我的腦子還沒有完全反應過來,隻能呆滯的搖了搖頭。
「沒、沒意見。」
她點了點頭,接著道:
「你住在哪裡?」
我將地址報給了她。
「老小區了,環境一般,今天太晚了,明天放學之後我來接你,換個地方住,做我容玉的人,生活水平不能太差。」
我又點了點頭。
她接著道:「你媽的事情我會負責,放心吧。」
「這醫院是我投資的,明天就給換個單人病房。」
她丟下這句話後便轉身離開了,全程沒說一句多餘的廢話。
徒留我愣在原地,很久之後才終於回過神來。
我像是踩在雲朵上進入了的病房。
麻醉藥劑還沒有過去,母親躺在病床上睡得安穩。
我趴在床邊,握住了她的手,壓低了聲音道:
「媽,我是不是在做夢…」
「原來被別人B養的感覺,是這樣的嗎…」
小說裡常形容有錢人出場多麼華麗,我一直都不相信。
直到第二天放學的時候,我在校門口見到了一輛加長林肯。
容玉搖下車窗,摘下了自己臉上的墨鏡。
「愣著幹什麼,上車。
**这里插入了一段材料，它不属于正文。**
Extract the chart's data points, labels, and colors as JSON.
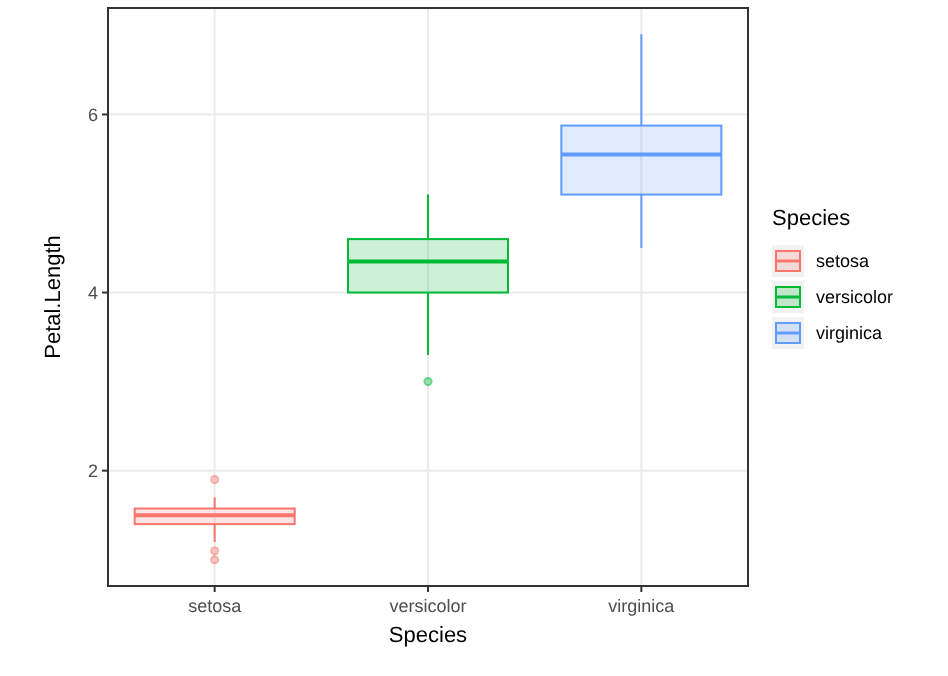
{
  "chart_data": {
    "type": "box",
    "xlabel": "Species",
    "ylabel": "Petal.Length",
    "legend_title": "Species",
    "legend": "right",
    "grid": true,
    "categories": [
      "setosa",
      "versicolor",
      "virginica"
    ],
    "series": [
      {
        "name": "setosa",
        "color": "#f8766d",
        "boxes": [
          {
            "low": 1.2,
            "q1": 1.4,
            "median": 1.5,
            "q3": 1.575,
            "high": 1.7,
            "outliers": [
              1.0,
              1.1,
              1.9
            ]
          },
          null,
          null
        ]
      },
      {
        "name": "versicolor",
        "color": "#00ba38",
        "boxes": [
          null,
          {
            "low": 3.3,
            "q1": 4.0,
            "median": 4.35,
            "q3": 4.6,
            "high": 5.1,
            "outliers": [
              3.0
            ]
          },
          null
        ]
      },
      {
        "name": "virginica",
        "color": "#619cff",
        "boxes": [
          null,
          null,
          {
            "low": 4.5,
            "q1": 5.1,
            "median": 5.55,
            "q3": 5.875,
            "high": 6.9
          }
        ]
      }
    ],
    "ylim": [
      0.705,
      7.195
    ],
    "yticks": [
      2,
      4,
      6
    ]
  }
}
」
身後,此起彼伏的驚嘆聲振聾發聩。
我捏著自己兩根磨損的全是毛邊的書包帶子,微微張開了嘴巴。
「啊,來、來了…」
「蘇敏,這是你什麼人啊?你家遠房親戚?這麼有錢!」
「什麼遠房親戚,這是容玉,容玉你都不認識?」
「蘇敏,你和容玉什麼關系啊?」
往日裡對我總是不屑一顧的同學們紛紛圍繞在我的身邊。
他們的臉上帶著友善的笑容,對我的稱呼不再是「勞改犯的女兒」「小賤人」「垃圾桶」,而是真正的名字。
這是我第一次感覺到被人尊重的滋味。
原來是這樣的。
心裡像是吃了塊巧克力一樣甜。
我不由自主地挺直了脊背,朝著容玉走過去。
可偏偏這樣大好的日子,總有人來找我的不開心。
「敏敏!你別過去!」
「容玉,我和你說過了,我絕對不會答應你的!你別想找敏敏的麻煩!」
「敏敏,你別害怕,我會保護你的。」
林思危不知何時從人群中竄了出來,擋在了我的面前。
他那一副大義凌然的樣子,讓人看了便覺得牙痒痒。
不知好歹的蠢貨。
眼看著容玉的臉上已經浮現了不耐煩的神情,我立刻一把將林思危推到了一邊。
他震驚的看著我,但我卻皺眉道:
「容小姐是來找我的,和你無關。」
「林思危,這是我自己的事情,不需要你操心。」
我無視了林思危受傷的眼神,直接上了容玉的車。
加長林肯緩緩發動,車外傳來了林思危的怒吼聲。
「敏敏!我一定會把你救出來的!」
「你不用為了我犧牲你自己,我明白你的心意!!」
……神經病。
有沒有人把他帶走啊?!
5
容玉一路上都沒說話。
直到車子停在了一家高級小區門口。
我忐忑不安的跟在了容玉身後,與她一起進了電梯。
我這輩子都沒有來過這樣好看的地方。
茂密的綠化,明亮的燈光,甚至電梯的空氣裡還彌漫著淡淡的玫瑰香味。
哦,也有可能是容玉身上的味道。
她就站在我的前面,低著頭回復著消息,露出來的那一截脖頸如同高傲的天鵝。
要是,我也能成為和她一樣的人,就好了。
「愣著幹什麼,進來吧。」
容玉的聲音喚回了我遊走的思緒。
我這才意識到她已經走出了電梯,連忙跟上。
明亮的房間如同對我展開的珠寶首飾盒,隻有在電視裡看見過的落地窗,能夠看見整座城市的夜景。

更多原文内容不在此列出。